Graphite comes in two forms: natural graphite from mines and synthetic graphite from petroleum coke.
Both types are used in lithium-ion batteries.
Producers have been scrambling to mine more of the mineral, and in recent years the number of listed Australian companies looking for graphite has soared.
Metals of Africa says that it will be able to displace the current supply of synthetic graphite with better quality natural graphite.
The company forecasts that demand for spherical graphite will grow by about 40% each year, assisted by global policies that encourage electric vehicles and green energy initiatives that rely on lithium-ion battery storage units. These green technologies are driving the surge in demand for spherical graphite.
“It is predicted that in China alone there will be five million electric vehicles on the road by 2020-that’s a lot more graphite that is going to be required over the coming years,” Cherie Leeden, managing director of Metals of Africa said.
“It is not only in China that we’re witnessing this growth.
“Brands such as Tesla have become household names in a relatively short period of time due to the popularity and success of their electric vehicles and affordable home storage batteries.

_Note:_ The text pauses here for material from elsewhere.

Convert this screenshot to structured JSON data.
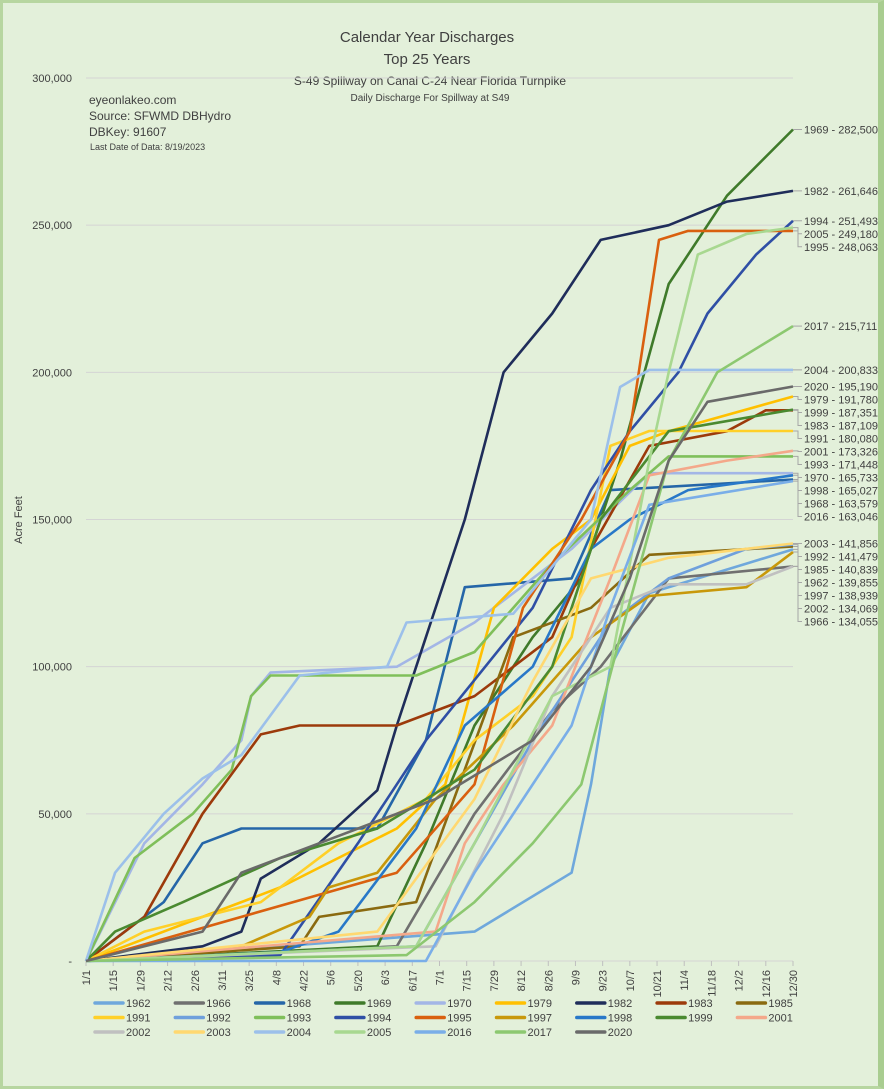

“Now most vehicle manufacturers have released or are working on electric vehicles, all of which consume considerable quantities of graphite in their batteries,” Leeden said.
Benchmark Mineral Intelligence, a research company that specialises in analysis of demand for lithium, graphite and cobalt for the battery market, says exploration for graphite and lithium has shot up. Many miners are rising to fill the supply gap created by Tesla’s ‘gargantuan demand’ for the two resources.
Benchmark estimates that Tesla’s annual demand for spherical graphite in 2021 “will be over 26,000 tonnes a year”. (That estimate is based on Tesla reaching a production total of 300,000 electric vehicles a year, all with batteries ranging in capacity from 60 to 90 kilowatt hours.)
“This does not take into account Tesla Energy’s raw material consumption for its Powerwall and Powerpack utility batteries, which could be up an additional 40%,” Benchmark research suggests
Benchmark says a shortage of spherical graphite is possible.
“While (China) is increasing its spherical graphite capacity, there is a fear that there will not be enough quality product available for internal Chinese needs together with other emerging customers such as Tesla.”
“Considering the preference towards natural spherical graphite, and the fact that demand is outpacing new supply, it is a subject that could soon rise to the surface, and in many ways, that is thanks to Tesla putting it on the radar.”